# Orient Express - more saddness.



## pimanjc (Jan 2, 2008)

According to the below link, today is the last run of the Orient Express, from Paris to Instanbul. I always had the ambition of taking that route after the wife retires. Saddness, as another historic passenger train bites the dust.

Orient Express demise
JimC.


----------



## Dave F (Jan 2, 2008)

WIth something as iconic as the Orient Express I can't help but believe that it'll be around in one form or another. I'm sure they'll end up running "specials" or excursion tours on occasion.


----------



## Martin Goller (Feb 12, 2008)

The one you want to ride, is the classic luxury train. And that one, I believe, you can still do... 
http://www.orient-express.com/colle...trains.jsp


The actual Orient Express was on the verge of being shut down since the 1980s when wide body charter planes hauled tourists to Turkey and Greece, and the coastal highway throu then Yugoslavia was improved. 

Martin


----------



## Steve Stockham (Jan 2, 2008)

Well, whatever "Orient Express" it is, it's closing is sad....and also a sign of the consequences of this economic downturn.
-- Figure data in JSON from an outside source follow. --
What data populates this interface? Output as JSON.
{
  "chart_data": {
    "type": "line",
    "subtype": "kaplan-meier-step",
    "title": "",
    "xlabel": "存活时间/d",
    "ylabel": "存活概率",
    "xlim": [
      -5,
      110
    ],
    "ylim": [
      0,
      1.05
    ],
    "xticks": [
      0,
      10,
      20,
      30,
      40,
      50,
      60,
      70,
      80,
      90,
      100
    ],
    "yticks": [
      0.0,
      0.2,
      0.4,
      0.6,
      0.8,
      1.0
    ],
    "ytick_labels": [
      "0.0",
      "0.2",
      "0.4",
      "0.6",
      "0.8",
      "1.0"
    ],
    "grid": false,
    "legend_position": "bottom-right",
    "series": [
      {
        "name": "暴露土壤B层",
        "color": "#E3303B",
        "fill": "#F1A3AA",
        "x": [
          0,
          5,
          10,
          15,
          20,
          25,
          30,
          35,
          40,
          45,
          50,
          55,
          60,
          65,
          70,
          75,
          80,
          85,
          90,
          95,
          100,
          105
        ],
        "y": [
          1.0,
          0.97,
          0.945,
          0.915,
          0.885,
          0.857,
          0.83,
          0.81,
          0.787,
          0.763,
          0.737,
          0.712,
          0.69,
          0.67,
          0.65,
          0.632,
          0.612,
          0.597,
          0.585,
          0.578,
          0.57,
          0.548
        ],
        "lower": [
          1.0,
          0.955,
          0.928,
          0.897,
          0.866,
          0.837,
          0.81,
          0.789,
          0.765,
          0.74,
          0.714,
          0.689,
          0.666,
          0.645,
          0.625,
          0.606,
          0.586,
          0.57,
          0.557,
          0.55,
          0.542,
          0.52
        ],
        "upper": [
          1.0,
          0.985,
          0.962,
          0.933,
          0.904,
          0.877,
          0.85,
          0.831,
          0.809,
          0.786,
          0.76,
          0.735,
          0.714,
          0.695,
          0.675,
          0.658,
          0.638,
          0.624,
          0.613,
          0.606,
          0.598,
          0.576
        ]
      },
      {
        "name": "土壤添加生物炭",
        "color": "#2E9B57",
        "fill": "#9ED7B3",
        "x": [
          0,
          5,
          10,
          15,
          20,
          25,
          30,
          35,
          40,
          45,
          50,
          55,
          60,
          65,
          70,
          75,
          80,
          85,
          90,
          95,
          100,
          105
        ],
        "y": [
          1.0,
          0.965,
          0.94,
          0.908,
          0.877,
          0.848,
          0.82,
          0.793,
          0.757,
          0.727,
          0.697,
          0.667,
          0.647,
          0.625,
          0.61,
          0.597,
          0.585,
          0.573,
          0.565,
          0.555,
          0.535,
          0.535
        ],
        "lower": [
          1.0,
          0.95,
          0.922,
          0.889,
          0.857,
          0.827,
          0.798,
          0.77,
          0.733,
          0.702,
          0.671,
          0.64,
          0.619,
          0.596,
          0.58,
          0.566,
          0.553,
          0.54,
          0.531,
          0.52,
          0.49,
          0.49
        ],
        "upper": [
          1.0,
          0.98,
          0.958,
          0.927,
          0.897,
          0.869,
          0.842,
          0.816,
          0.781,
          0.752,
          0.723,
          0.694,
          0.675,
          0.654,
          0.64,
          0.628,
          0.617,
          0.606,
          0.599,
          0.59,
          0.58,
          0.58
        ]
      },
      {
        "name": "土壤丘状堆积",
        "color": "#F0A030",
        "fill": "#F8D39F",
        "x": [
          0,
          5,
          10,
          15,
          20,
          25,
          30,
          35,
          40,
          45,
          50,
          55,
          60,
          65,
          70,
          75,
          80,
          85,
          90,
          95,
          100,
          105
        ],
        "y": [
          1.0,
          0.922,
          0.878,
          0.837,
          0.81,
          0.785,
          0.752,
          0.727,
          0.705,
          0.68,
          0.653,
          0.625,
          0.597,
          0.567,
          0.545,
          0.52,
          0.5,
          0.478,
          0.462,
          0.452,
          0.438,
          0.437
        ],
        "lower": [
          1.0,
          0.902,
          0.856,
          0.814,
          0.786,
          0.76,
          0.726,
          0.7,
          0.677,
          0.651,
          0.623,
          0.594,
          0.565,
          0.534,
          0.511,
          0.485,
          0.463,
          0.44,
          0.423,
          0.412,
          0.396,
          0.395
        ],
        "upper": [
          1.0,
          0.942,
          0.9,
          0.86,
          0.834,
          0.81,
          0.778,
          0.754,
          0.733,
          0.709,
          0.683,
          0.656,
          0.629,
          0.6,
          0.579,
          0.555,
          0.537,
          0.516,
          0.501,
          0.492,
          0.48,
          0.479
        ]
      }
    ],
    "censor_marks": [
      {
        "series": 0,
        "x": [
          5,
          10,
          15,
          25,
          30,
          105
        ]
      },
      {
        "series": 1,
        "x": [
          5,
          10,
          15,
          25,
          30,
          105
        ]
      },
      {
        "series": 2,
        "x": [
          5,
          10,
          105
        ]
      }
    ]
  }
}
Patsy and I wanted to ride the "American Orient Express" that ran through five National Parks on it's journey. It would have replaced a cruise but alas it, too, is now gone...


----------



## StanleyAmes (Jan 3, 2008)

You can still travel via train from Paris to Instanbul. And the clasical luxury train is still inoperation. 

What was canceled is the train with no connections from Paris to Instanbul. The reason was high speed rail. The TGV now goes from Paris to Stuggart and the interduction of high speed rail for the first portion of the trip has resulted in the slower Instanbul train now connecting to the higher speed rail rather then trying to compete over a good portion of the trip. 

Alas the trip now takes two connections but the bulk of the time is still on one train. 

Stan Ames


----------